= Charles Foley (journalist) =

British journalist

Charles Foley (1908-1995) was an Indian-born British journalist.

==Biography==
Charles Maurice Foley was born in India on 29 November 1908. His father, Maurice, a civil engineer, was based in Bengal at the time. Foley began working as a journalist in Paris on the Paris Herald, a European edition of the New York Herald, later known as the International Herald Tribune. From 1940 to 1955 he served as foreign editor on the British newspaper The Daily Express. In 1954 he interviewed Hitler's former commando chief, Otto Skorzeny – then living in Madrid. Foley subsequently wrote Commando Extraordinary, Otto Skorzeny (Longman Green, London, 1954), a well-crafted but laudatory account of Skorzeny's war-time exploits.

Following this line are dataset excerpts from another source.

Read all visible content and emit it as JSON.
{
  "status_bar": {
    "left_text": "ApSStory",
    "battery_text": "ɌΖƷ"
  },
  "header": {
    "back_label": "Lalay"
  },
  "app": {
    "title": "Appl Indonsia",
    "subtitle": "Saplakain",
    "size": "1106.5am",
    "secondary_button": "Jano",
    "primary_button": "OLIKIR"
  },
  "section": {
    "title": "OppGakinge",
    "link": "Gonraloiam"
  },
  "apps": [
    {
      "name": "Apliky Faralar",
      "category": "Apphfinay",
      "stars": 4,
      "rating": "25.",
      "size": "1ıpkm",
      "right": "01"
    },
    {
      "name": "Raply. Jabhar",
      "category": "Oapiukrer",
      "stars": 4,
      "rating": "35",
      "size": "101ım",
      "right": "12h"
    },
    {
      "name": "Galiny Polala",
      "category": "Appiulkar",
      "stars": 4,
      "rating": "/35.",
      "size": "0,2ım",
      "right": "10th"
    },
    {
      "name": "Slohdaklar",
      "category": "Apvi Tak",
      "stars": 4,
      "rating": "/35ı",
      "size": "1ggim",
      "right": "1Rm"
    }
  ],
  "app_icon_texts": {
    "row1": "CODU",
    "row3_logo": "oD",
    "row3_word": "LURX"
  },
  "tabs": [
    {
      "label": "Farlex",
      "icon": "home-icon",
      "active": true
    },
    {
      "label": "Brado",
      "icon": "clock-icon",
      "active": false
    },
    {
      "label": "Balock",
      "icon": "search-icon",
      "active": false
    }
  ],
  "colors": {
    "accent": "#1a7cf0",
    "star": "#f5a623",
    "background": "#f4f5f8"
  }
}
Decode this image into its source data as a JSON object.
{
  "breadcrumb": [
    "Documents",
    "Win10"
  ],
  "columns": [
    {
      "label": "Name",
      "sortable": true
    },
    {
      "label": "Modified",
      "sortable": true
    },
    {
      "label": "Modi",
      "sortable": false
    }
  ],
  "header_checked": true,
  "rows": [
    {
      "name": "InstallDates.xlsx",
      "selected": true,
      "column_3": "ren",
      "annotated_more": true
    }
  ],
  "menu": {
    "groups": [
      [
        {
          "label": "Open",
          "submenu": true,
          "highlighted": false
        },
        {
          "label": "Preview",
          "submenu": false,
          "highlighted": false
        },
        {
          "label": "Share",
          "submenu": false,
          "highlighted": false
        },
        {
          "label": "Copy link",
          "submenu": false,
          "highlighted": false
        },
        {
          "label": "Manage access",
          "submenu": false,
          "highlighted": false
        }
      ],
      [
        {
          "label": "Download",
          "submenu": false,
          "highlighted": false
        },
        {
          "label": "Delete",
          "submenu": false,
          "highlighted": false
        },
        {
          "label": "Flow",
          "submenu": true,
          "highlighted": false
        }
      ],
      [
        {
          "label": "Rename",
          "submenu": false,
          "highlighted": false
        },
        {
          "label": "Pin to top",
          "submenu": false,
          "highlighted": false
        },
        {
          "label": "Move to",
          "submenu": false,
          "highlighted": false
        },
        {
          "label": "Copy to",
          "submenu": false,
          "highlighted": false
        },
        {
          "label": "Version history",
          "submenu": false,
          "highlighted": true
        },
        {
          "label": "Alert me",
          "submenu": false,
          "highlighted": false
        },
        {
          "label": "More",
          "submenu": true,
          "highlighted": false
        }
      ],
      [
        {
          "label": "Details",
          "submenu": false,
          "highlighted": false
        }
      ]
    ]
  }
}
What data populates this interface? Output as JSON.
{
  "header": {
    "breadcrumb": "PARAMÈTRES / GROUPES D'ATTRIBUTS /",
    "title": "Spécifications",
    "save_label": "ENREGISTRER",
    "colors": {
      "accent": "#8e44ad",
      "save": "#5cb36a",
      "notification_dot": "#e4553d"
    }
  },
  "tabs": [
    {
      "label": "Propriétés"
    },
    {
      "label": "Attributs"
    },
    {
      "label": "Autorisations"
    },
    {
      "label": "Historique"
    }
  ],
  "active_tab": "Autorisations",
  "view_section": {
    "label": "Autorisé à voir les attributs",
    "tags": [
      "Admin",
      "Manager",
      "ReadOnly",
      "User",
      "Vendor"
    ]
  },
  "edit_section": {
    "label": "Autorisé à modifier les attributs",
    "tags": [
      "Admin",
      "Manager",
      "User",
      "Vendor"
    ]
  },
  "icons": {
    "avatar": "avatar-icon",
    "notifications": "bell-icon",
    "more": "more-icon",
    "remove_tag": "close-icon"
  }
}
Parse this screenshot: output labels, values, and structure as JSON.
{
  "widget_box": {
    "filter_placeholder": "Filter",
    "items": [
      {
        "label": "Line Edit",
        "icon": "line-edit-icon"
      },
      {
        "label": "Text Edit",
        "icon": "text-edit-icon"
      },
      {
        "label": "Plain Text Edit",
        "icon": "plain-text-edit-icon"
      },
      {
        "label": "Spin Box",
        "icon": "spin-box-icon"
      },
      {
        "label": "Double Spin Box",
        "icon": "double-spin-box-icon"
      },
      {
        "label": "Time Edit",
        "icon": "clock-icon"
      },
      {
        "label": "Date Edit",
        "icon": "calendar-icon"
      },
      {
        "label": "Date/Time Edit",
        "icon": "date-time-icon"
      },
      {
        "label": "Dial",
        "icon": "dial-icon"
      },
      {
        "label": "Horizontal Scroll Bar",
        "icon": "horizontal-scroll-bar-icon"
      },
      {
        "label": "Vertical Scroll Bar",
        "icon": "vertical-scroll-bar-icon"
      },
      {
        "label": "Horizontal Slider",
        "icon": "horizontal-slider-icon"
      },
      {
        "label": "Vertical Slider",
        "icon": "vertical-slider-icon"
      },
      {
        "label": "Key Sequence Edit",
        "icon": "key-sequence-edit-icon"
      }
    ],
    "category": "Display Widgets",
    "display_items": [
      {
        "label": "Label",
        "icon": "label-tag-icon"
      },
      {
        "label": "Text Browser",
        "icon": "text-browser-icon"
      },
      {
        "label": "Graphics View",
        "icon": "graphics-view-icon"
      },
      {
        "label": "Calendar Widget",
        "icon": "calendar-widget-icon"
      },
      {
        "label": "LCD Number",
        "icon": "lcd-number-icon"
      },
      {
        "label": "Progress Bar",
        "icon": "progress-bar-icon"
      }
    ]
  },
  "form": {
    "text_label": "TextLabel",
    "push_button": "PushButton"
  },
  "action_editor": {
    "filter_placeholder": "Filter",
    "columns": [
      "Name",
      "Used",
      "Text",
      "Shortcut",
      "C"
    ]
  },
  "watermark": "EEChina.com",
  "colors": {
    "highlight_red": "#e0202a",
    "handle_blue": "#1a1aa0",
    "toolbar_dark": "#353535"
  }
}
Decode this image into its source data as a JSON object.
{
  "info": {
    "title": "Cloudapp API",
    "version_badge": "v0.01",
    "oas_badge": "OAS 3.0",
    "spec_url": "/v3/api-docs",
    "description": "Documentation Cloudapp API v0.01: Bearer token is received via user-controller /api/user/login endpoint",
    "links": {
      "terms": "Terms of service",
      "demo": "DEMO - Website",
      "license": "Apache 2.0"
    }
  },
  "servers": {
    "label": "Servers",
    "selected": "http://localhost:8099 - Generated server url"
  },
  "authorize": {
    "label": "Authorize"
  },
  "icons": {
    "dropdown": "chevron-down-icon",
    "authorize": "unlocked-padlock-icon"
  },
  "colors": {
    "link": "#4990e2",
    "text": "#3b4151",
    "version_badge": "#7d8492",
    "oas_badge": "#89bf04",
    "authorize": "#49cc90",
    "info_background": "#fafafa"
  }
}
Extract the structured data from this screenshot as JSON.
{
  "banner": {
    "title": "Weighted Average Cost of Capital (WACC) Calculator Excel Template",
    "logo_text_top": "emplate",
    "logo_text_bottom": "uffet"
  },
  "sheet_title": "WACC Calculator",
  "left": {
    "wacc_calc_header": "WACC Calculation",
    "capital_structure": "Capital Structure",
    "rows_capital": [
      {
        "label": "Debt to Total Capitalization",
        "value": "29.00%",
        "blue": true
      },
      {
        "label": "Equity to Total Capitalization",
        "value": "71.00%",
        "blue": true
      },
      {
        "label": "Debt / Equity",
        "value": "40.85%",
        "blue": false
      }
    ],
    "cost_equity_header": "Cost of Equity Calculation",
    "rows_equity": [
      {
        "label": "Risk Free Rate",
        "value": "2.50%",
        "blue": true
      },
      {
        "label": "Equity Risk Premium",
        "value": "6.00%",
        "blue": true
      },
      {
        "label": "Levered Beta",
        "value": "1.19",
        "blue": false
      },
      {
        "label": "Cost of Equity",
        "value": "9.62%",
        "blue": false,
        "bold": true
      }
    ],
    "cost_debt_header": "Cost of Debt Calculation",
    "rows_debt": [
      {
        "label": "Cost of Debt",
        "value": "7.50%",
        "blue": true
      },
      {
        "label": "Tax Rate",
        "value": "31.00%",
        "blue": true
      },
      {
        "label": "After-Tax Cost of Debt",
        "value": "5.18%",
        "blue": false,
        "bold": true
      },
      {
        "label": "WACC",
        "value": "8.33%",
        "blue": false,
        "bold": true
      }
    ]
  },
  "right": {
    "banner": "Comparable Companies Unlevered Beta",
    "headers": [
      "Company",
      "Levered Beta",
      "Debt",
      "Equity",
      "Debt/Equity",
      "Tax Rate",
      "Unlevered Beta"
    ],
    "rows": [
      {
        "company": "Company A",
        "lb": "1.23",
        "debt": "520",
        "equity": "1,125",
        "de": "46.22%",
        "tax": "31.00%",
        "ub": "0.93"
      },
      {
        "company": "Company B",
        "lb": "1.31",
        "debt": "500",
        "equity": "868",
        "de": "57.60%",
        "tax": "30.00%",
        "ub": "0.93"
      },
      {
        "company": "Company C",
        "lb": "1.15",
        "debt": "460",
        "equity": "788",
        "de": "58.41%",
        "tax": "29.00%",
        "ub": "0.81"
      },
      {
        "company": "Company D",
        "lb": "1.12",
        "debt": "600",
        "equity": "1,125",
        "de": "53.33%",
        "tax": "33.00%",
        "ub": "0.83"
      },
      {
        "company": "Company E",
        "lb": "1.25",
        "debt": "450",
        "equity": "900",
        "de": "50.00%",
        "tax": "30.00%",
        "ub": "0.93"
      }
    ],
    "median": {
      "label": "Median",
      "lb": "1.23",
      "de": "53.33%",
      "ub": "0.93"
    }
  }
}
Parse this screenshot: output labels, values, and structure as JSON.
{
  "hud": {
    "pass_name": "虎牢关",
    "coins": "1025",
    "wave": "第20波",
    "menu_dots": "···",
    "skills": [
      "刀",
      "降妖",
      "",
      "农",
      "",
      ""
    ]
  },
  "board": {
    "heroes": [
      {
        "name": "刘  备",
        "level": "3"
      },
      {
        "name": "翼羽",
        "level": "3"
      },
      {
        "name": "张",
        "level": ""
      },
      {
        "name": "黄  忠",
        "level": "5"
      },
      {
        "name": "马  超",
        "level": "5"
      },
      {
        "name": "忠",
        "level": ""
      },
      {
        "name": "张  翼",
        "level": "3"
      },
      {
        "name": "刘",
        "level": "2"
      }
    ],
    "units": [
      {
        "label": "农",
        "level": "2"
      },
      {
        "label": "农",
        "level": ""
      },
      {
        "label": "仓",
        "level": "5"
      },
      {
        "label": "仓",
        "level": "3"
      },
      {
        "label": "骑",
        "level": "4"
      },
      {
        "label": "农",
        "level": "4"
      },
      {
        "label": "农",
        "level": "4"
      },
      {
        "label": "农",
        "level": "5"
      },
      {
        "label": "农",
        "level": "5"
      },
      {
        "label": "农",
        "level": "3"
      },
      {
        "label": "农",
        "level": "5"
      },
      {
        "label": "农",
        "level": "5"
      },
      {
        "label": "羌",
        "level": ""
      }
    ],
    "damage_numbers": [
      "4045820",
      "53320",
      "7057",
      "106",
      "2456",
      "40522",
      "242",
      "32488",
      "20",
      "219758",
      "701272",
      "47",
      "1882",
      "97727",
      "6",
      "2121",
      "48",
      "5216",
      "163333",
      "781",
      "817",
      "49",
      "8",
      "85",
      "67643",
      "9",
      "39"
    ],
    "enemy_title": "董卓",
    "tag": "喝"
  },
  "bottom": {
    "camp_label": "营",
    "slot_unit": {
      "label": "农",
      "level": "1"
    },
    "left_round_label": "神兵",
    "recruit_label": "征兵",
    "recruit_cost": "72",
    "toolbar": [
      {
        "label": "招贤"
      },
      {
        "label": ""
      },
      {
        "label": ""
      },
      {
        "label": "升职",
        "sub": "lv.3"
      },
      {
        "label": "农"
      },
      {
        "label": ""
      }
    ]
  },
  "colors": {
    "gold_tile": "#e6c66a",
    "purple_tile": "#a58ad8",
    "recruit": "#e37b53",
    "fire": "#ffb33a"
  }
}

In 1955 Foley moved to Cyprus and took over Times of Cyprus newspaper at a moment in the island's history when a civil war was breaking out between Greek and Turkish Cypriots, and the Greek Cypriot EOKA movement was starting an armed struggle against the British colonial government in Cyprus. He later published a number of books on Cyprus.

- Island in Revolt (London: Longmans, 1962)
- Cyprus: Legacy of Strife (London: Penguin Books, 1962)
- The Struggle for Cyprus [together with W. I. Scobie] (Stanford, Calif.: Hoover Institution Press, 1975).

He also published The Memoirs of General Grivas (London: Longmans, 1964), approved by the military leader of EOKA, Georgios Grivas.

Between 1960 and 1977 he was a correspondent for the London Observer, and was based in Los Angeles, California.

He died on 30 May 1995, at Vence, Alpes Maritimes, France.